If you are breaking a bad habit, a few things to keep in mind:
- After becoming conscious of what it is that you are doing, try to understand why you do it -- this is not to justify the action or habit, but to give a better understanding of how to build a solution to eventually overcoming it.
- Invest in the long-term benefits rather than the quick fixes -- many habits that we dislike or are not healthy, stem from our being satisfied with short-term complacency. In doing so, we give up long term contentment. Don't think about what this will do for you in the immediate, but about what it will mean for the future.
- Have a plan for free time -- one of the things that makes overcoming a bad habit difficult is not knowing what to do with the time that I now have access to. If I stop watching TV for eight hours a day I'll need to know what to do with those eight hours, otherwise I'll fall back into what I was doing before.
- Be patient with yourself -- its ok to take time in overcoming a habit. If you slip up, just start again. Before you know it, a week without doing it will become a month and then a year and so on.
- Don't take on too many things at once -- you want to be honest with yourself and not work in extremes. Realize what you can handle and try your best to figure out which makes the most sense to take on first, and how you should approach things that come up later
- Enlist the help and support of your friends, family and community. None of us can kick bad habits and begin to form good habits without the support of others. Don't let feelings of guilt or embarrassment hold you back and be sure to reach out to people who won't make you feel bad, but will give you the encouragement to help you move forward.
- Celebrate milestones -- reinforce yourself each step of the way by letting yourself be proud of every day you are successful.

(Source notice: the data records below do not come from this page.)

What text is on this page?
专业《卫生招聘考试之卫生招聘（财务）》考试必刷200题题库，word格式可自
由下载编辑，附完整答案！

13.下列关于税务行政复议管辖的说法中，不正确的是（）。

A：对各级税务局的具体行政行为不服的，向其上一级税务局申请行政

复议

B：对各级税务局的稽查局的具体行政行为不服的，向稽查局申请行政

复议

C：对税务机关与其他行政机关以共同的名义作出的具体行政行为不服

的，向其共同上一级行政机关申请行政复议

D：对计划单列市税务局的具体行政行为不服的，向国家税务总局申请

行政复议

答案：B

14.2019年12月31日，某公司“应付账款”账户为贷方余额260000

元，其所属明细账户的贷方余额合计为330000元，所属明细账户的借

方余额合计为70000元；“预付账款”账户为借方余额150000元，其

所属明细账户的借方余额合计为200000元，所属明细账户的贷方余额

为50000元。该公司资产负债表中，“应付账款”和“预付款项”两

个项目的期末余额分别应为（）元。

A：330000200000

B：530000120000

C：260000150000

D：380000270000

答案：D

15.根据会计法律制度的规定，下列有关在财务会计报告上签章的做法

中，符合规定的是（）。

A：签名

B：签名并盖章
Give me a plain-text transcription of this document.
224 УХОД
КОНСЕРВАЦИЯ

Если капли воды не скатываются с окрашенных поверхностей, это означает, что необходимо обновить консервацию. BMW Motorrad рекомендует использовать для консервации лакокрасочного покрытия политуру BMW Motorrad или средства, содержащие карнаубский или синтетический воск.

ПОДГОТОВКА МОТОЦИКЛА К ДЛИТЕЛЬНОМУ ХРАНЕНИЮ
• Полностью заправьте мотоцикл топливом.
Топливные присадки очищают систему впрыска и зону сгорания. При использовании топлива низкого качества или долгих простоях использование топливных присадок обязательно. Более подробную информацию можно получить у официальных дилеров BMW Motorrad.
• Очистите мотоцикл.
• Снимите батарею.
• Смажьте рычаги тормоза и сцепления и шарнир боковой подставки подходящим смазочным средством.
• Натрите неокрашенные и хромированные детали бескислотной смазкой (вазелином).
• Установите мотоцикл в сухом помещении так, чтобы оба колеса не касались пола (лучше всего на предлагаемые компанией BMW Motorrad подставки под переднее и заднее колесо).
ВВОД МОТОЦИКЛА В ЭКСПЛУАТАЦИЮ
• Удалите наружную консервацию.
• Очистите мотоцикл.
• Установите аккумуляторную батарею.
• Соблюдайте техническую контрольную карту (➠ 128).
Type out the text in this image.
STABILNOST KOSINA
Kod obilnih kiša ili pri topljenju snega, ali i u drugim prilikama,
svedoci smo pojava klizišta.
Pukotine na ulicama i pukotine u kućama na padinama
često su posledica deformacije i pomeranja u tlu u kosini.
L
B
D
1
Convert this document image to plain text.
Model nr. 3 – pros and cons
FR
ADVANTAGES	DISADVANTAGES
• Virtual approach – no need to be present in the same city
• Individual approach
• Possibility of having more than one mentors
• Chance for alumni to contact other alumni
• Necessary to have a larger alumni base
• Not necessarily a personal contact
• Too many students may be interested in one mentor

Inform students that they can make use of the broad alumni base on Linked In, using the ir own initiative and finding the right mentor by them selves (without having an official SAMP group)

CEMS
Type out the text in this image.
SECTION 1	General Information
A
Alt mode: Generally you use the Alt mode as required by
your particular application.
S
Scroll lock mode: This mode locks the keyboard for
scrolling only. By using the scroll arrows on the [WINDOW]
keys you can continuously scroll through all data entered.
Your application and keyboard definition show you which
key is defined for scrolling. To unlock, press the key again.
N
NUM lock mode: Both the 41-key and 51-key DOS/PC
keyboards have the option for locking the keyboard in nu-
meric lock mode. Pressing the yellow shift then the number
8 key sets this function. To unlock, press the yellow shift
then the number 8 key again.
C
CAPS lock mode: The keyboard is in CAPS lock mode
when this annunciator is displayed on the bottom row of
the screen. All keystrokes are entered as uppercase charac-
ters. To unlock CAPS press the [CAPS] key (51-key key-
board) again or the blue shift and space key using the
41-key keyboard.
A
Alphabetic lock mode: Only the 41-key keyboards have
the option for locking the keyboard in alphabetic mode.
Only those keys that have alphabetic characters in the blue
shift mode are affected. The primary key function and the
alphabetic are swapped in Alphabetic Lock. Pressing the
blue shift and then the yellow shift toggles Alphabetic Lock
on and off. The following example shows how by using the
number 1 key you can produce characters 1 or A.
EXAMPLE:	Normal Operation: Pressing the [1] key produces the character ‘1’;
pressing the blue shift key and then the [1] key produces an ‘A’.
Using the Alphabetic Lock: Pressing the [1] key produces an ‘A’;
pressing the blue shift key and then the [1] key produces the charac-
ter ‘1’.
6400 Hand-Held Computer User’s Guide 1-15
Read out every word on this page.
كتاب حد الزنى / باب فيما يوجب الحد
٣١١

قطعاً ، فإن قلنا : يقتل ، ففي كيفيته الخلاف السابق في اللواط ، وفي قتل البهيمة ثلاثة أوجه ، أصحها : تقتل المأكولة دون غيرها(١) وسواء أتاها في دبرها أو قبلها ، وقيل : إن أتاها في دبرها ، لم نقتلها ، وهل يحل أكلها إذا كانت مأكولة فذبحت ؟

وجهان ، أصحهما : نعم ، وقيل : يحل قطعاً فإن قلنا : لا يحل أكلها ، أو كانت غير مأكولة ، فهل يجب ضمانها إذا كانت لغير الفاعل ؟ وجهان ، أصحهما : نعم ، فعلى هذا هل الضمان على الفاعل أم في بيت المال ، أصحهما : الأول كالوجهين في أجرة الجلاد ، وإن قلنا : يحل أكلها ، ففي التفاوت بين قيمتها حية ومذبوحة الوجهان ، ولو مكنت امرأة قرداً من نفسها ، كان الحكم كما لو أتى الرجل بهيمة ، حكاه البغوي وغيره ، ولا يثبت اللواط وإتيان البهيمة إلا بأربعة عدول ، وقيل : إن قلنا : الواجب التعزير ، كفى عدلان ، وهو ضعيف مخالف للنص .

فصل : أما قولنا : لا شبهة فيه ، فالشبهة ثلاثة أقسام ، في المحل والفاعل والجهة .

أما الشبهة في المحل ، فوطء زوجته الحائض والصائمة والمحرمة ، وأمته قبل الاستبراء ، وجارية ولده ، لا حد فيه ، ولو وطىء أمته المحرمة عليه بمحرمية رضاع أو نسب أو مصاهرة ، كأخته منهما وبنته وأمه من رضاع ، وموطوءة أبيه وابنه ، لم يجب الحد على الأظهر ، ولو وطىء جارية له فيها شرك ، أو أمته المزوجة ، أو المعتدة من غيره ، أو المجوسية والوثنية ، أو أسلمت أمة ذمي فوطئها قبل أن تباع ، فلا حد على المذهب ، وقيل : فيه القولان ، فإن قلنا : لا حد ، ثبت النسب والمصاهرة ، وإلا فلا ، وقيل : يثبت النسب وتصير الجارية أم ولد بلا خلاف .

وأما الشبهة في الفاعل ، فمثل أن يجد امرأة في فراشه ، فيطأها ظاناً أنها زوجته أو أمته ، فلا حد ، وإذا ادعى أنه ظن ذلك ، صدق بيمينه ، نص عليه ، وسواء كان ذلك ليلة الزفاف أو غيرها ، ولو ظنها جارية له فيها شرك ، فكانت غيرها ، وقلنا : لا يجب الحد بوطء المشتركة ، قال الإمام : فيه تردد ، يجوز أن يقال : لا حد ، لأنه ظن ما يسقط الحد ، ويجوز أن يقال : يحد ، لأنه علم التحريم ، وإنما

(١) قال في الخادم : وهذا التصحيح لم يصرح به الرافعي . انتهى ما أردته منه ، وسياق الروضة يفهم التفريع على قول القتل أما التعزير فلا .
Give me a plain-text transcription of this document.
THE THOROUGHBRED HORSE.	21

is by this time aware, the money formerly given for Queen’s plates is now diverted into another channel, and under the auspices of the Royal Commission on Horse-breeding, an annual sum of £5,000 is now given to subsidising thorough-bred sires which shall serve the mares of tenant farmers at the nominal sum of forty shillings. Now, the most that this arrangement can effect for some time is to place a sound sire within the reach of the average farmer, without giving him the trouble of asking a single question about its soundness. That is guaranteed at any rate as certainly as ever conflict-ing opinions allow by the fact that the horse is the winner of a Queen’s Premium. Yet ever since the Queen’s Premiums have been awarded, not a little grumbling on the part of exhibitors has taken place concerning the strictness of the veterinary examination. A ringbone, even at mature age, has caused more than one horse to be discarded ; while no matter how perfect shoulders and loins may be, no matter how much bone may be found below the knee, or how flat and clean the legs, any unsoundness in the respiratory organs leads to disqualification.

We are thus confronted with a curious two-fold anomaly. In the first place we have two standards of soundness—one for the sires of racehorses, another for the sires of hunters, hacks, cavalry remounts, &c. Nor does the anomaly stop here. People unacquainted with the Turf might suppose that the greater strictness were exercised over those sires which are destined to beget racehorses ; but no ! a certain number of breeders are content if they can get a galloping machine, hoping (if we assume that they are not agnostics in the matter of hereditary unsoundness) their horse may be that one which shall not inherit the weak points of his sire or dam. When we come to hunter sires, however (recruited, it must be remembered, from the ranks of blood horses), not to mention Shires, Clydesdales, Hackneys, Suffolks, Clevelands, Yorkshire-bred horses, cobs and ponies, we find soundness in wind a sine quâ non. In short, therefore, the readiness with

- Seek help for more serious addictions. If you are struggling with a substance abuse issue or pornography or spending too much money, you might be trying to compensate for something or trying to fill a void. The right help can be an effective way in overcoming the addiction in a healthy manner
I think here would be a good place to mention the quote that I shared in my first reflection, but thinking of it now from the standpoint of making and breaking habits:
There are as many forms of fasting as there are organs of perception and sensation, and each of these has many different levels. So we ask to fast from all that Allah does not love for us, and to feast on what the Beloved loves for us. Let us certainly fast from the limited mind, and all that it conjures up. Let us fast from fear, apart from fear and awe of Allah's majesty. Let us fast from thinking that we know, when Allah alone is the Knower. Let us fast from thinking negatively of anyone. Let us fast from our manipulations and strategies. Let us fast from all complaint about the life experiences that Allah gives us. Let us fast from our bad habits and our reactions. Let us fast from desiring what we do not have. Let us fast from obsession. Let us fast from despair. Let us fast from not loving our self, and from denying our heart. Let us fast from selfishness and self-centered behavior. Let us fast from thinking that only what serves us is important. Let us fast from seeing reality only from our own point of view. Let us fast from seeing any reality other than Allah, and from relying on anything other than Allah. Let us fast from desiring anything other than Allah and Allah's Prophets and friends, and our own true self. Essentially, let us fast from thinking that we have any existence separate from Allah!